What Socializing and Drinking Today Mean for Mood Tomorrow

Socializing and consuming alcohol are two activities that often go together. Both also have the potential to alter your mood – so it can be hard to untangle whether you’re feeling the effects of one or the other!

For psychology researchers, this complicates the question of studying how socializing and drinking change people’s moods. Things get even more complicated if we’re looking at changes in people’s moods over time, since people who tend to drink more might also tend to socialize more, and vice-versa.

To learn more about the effects of socializing and drinking on mood, a team of researchers decided to track 352 members of a population that tends to be prolific in both their socializing and their drinking – college students.

In their study, the researchers asked college students to report their mood, drinking behavior and social behavior at the end of every day across four different two-week intervals throughout the year.

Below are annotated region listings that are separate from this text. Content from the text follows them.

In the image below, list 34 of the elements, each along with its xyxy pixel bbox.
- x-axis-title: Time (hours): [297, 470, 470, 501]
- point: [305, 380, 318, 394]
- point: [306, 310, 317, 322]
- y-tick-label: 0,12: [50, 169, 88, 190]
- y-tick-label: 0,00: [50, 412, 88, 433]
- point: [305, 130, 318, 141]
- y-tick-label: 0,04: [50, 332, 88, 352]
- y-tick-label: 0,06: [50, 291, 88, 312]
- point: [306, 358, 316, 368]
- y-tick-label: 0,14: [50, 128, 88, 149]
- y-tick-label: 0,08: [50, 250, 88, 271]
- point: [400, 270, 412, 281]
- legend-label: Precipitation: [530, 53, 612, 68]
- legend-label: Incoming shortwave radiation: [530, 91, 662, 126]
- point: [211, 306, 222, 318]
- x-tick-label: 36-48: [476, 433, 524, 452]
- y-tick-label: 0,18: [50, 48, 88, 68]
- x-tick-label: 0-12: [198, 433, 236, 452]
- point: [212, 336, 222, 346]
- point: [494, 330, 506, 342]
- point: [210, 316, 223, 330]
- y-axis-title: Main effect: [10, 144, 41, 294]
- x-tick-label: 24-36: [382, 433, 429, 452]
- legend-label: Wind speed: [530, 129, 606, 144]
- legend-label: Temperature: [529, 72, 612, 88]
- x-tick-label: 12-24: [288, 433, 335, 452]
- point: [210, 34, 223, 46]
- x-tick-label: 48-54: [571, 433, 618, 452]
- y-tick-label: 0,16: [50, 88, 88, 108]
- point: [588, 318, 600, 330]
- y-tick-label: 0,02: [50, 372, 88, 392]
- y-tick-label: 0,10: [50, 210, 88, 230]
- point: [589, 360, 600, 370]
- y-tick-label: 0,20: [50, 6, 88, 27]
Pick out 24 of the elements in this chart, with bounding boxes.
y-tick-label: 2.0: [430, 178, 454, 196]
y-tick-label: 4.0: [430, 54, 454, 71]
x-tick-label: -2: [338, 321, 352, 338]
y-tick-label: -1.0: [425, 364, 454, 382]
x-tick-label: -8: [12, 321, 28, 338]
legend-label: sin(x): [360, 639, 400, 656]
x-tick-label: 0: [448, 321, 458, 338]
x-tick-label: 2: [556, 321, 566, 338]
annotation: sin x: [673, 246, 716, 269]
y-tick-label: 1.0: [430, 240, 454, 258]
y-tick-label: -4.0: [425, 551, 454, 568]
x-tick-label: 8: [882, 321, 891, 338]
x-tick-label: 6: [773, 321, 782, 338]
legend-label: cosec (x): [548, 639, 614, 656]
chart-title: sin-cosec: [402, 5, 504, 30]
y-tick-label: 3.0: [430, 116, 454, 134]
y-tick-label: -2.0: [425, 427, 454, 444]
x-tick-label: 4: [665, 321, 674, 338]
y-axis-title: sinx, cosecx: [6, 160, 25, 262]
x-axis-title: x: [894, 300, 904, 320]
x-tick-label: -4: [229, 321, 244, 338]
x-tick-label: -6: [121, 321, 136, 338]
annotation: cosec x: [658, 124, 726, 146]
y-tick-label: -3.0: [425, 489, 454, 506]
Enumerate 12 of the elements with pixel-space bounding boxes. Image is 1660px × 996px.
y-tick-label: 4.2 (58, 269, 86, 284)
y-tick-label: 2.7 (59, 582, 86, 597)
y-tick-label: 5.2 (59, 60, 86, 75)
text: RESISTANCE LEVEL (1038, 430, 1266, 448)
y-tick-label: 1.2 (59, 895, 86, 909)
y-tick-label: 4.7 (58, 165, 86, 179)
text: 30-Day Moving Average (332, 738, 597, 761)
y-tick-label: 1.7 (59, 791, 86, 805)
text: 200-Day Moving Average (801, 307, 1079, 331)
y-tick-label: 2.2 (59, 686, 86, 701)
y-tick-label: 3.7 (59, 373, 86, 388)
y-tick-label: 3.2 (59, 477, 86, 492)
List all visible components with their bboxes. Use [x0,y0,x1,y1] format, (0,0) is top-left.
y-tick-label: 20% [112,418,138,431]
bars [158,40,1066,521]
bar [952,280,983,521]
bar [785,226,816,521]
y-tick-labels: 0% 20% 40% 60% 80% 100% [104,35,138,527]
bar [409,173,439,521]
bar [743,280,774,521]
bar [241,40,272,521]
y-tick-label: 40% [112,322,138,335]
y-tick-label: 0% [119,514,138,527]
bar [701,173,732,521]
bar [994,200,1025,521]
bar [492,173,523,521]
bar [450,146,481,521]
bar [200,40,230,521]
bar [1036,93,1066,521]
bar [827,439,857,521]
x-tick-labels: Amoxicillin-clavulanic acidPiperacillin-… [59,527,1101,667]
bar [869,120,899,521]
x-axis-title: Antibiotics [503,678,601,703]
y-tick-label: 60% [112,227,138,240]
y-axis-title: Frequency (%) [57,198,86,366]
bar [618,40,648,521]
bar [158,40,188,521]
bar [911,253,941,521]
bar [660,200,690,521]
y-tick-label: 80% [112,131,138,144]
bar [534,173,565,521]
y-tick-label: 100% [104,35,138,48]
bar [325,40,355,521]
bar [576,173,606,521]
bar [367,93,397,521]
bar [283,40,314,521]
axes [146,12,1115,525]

The researchers found that the students reported feeling more positive emotions and fewer negative emotions at the end of days in which they drank or socialized.

On days when students did both, however, alcohol neither enhanced nor reduced the boost in mood they got from socializing. Overall, alcohol did not provide any boost in mood beyond the fact that it was associated with more social interaction.

Where the differences between socializing and drinking became more pronounced was when students reported their moods the next day. Socializing was linked to fewer negative emotions the next day whereas alcohol use was linked to fewer positive emotions.

These findings suggest that it’s possible to cut back on social drinking while still enjoying the benefits of socializing. To put it another way, social interactions appear to boost people’s mood just as much regardless of whether there’s alcohol involved – which is good news for social drinkers who are looking to move in the direction of more “social” and less “drinking”!